¹Departamento de Matemáticas, División de Ciencias Básicas e Ingeniería, Universidad Autónoma Metropolitana-Iztapalapa, Avenida San Rafael Atlixco no. 186, Colonia Vicentina, 09340 Mexico, DF, Mexico
²Instituto de Matemáticas, Unidad Cuernavaca, Universidad Nacional Autónoma de México, Avenida Universidad s/n, Colonia Lomas de Chamilpa, 62210 Cuernavaca, MOR, Mexico
³Mathematics Section, The Abdus Salam International Centre for Theoretical Physics, Strada Costiera 11, 34014 Trieste, Italy
⁴Departamento de Matemáticas, División de Ciencias Exactas, Universidad de Sonora, Boulevard Luis Encinas y Rosales s/n, Colonia Centro, 83000 Hermosillo, SON, Mexico

Received 25 May 2012; Accepted 26 August 2012

Academic Editor: Irena Lasiecka

Copyright © 2012 Baltazar Aguirre-Hernández et al.
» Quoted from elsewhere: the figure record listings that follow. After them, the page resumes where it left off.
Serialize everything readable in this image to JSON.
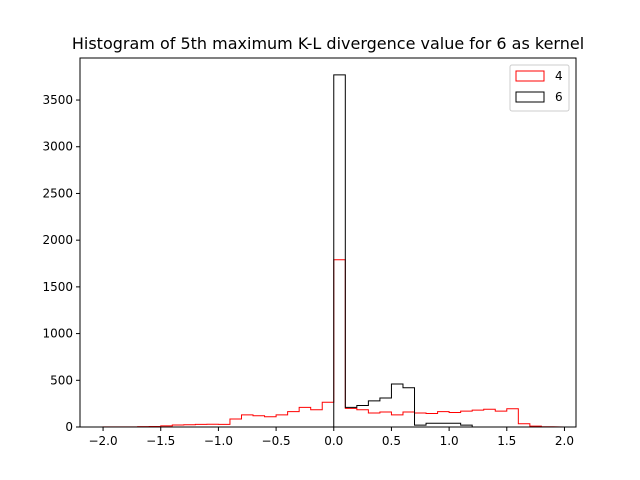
{
  "chart_data": {
    "type": "histogram",
    "title": "Histogram of 5th maximum K-L divergence value for 6 as kernel",
    "xlabel": "",
    "ylabel": "",
    "xlim": [
      -2.2,
      2.1
    ],
    "ylim": [
      0,
      3950
    ],
    "xticks": [
      -2.0,
      -1.5,
      -1.0,
      -0.5,
      0.0,
      0.5,
      1.0,
      1.5,
      2.0
    ],
    "xtick_labels": [
      "−2.0",
      "−1.5",
      "−1.0",
      "−0.5",
      "0.0",
      "0.5",
      "1.0",
      "1.5",
      "2.0"
    ],
    "yticks": [
      0,
      500,
      1000,
      1500,
      2000,
      2500,
      3000,
      3500
    ],
    "ytick_labels": [
      "0",
      "500",
      "1000",
      "1500",
      "2000",
      "2500",
      "3000",
      "3500"
    ],
    "bin_edges": [
      -2.0,
      -1.9,
      -1.8,
      -1.7,
      -1.6,
      -1.5,
      -1.4,
      -1.3,
      -1.2,
      -1.1,
      -1.0,
      -0.9,
      -0.8,
      -0.7,
      -0.6,
      -0.5,
      -0.4,
      -0.3,
      -0.2,
      -0.1,
      0.0,
      0.1,
      0.2,
      0.3,
      0.4,
      0.5,
      0.6,
      0.7,
      0.8,
      0.9,
      1.0,
      1.1,
      1.2,
      1.3,
      1.4,
      1.5,
      1.6,
      1.7,
      1.8,
      1.9
    ],
    "legend": {
      "position": "upper right"
    },
    "series": [
      {
        "name": "4",
        "color": "#ff0000",
        "counts": [
          2,
          2,
          2,
          4,
          5,
          12,
          22,
          24,
          28,
          30,
          28,
          85,
          130,
          120,
          110,
          130,
          165,
          210,
          185,
          265,
          1790,
          200,
          185,
          150,
          160,
          130,
          160,
          150,
          145,
          165,
          155,
          170,
          180,
          190,
          170,
          195,
          35,
          10,
          3
        ]
      },
      {
        "name": "6",
        "color": "#000000",
        "counts": [
          0,
          0,
          0,
          0,
          0,
          0,
          0,
          0,
          0,
          0,
          0,
          0,
          0,
          0,
          0,
          0,
          0,
          0,
          0,
          0,
          3770,
          210,
          230,
          280,
          310,
          460,
          420,
          20,
          40,
          40,
          40,
          20,
          0,
          0,
          0,
          0,
          0,
          0,
          0
        ]
      }
    ]
  }
}
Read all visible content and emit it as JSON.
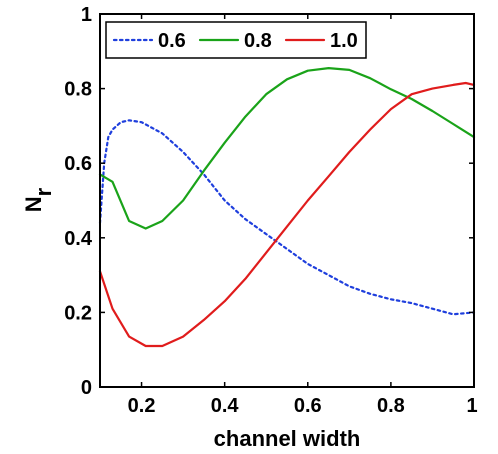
{
  "chart_data": {
    "type": "line",
    "xlabel": "channel width",
    "ylabel": "N",
    "ylabel_sub": "r",
    "xlim": [
      0.1,
      1.0
    ],
    "ylim": [
      0,
      1
    ],
    "xticks": [
      0.2,
      0.4,
      0.6,
      0.8,
      1
    ],
    "xtick_labels": [
      "0.2",
      "0.4",
      "0.6",
      "0.8",
      "1"
    ],
    "yticks": [
      0,
      0.2,
      0.4,
      0.6,
      0.8,
      1
    ],
    "ytick_labels": [
      "0",
      "0.2",
      "0.4",
      "0.6",
      "0.8",
      "1"
    ],
    "grid": false,
    "legend_position": "top-left",
    "series": [
      {
        "name": "0.6",
        "color": "#1f3fdd",
        "dash": "dotted",
        "x": [
          0.1,
          0.11,
          0.12,
          0.13,
          0.15,
          0.17,
          0.2,
          0.25,
          0.3,
          0.35,
          0.4,
          0.45,
          0.5,
          0.55,
          0.6,
          0.65,
          0.7,
          0.75,
          0.8,
          0.85,
          0.9,
          0.95,
          1.0
        ],
        "values": [
          0.44,
          0.6,
          0.67,
          0.69,
          0.71,
          0.715,
          0.71,
          0.68,
          0.63,
          0.57,
          0.5,
          0.45,
          0.41,
          0.37,
          0.33,
          0.3,
          0.27,
          0.25,
          0.235,
          0.225,
          0.21,
          0.195,
          0.2
        ]
      },
      {
        "name": "0.8",
        "color": "#1aa319",
        "dash": "solid",
        "x": [
          0.1,
          0.13,
          0.17,
          0.21,
          0.25,
          0.3,
          0.35,
          0.4,
          0.45,
          0.5,
          0.55,
          0.6,
          0.65,
          0.7,
          0.75,
          0.8,
          0.85,
          0.9,
          0.95,
          1.0
        ],
        "values": [
          0.57,
          0.55,
          0.445,
          0.425,
          0.445,
          0.5,
          0.58,
          0.655,
          0.725,
          0.785,
          0.825,
          0.848,
          0.855,
          0.85,
          0.828,
          0.798,
          0.772,
          0.74,
          0.705,
          0.67
        ]
      },
      {
        "name": "1.0",
        "color": "#e01c1c",
        "dash": "solid",
        "x": [
          0.1,
          0.13,
          0.17,
          0.21,
          0.25,
          0.3,
          0.35,
          0.4,
          0.45,
          0.5,
          0.55,
          0.6,
          0.65,
          0.7,
          0.75,
          0.8,
          0.85,
          0.9,
          0.95,
          0.98,
          1.0
        ],
        "values": [
          0.31,
          0.21,
          0.135,
          0.11,
          0.11,
          0.135,
          0.18,
          0.23,
          0.29,
          0.36,
          0.43,
          0.5,
          0.565,
          0.63,
          0.69,
          0.745,
          0.785,
          0.8,
          0.81,
          0.815,
          0.81
        ]
      }
    ]
  }
}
This is an open access article distributed under the Creative Commons Attribution License, which permits unrestricted use, distribution, and reproduction in any medium, provided the original work is properly cited.

Abstract

The aim of this paper is to introduce the space of roots to study the topological properties of the spaces of polynomials. Instead of identifying a monic complex polynomial with the vector of its coefficients, we identify it with the set of its roots. Viète's map gives a homeomorphism between the space of roots and the space of coefficients and it gives an explicit formula to relate both spaces. Using this viewpoint we establish that the space of monic (Schur or Hurwitz) aperiodic polynomials is contractible. Additionally we obtain a Boundary Theorem.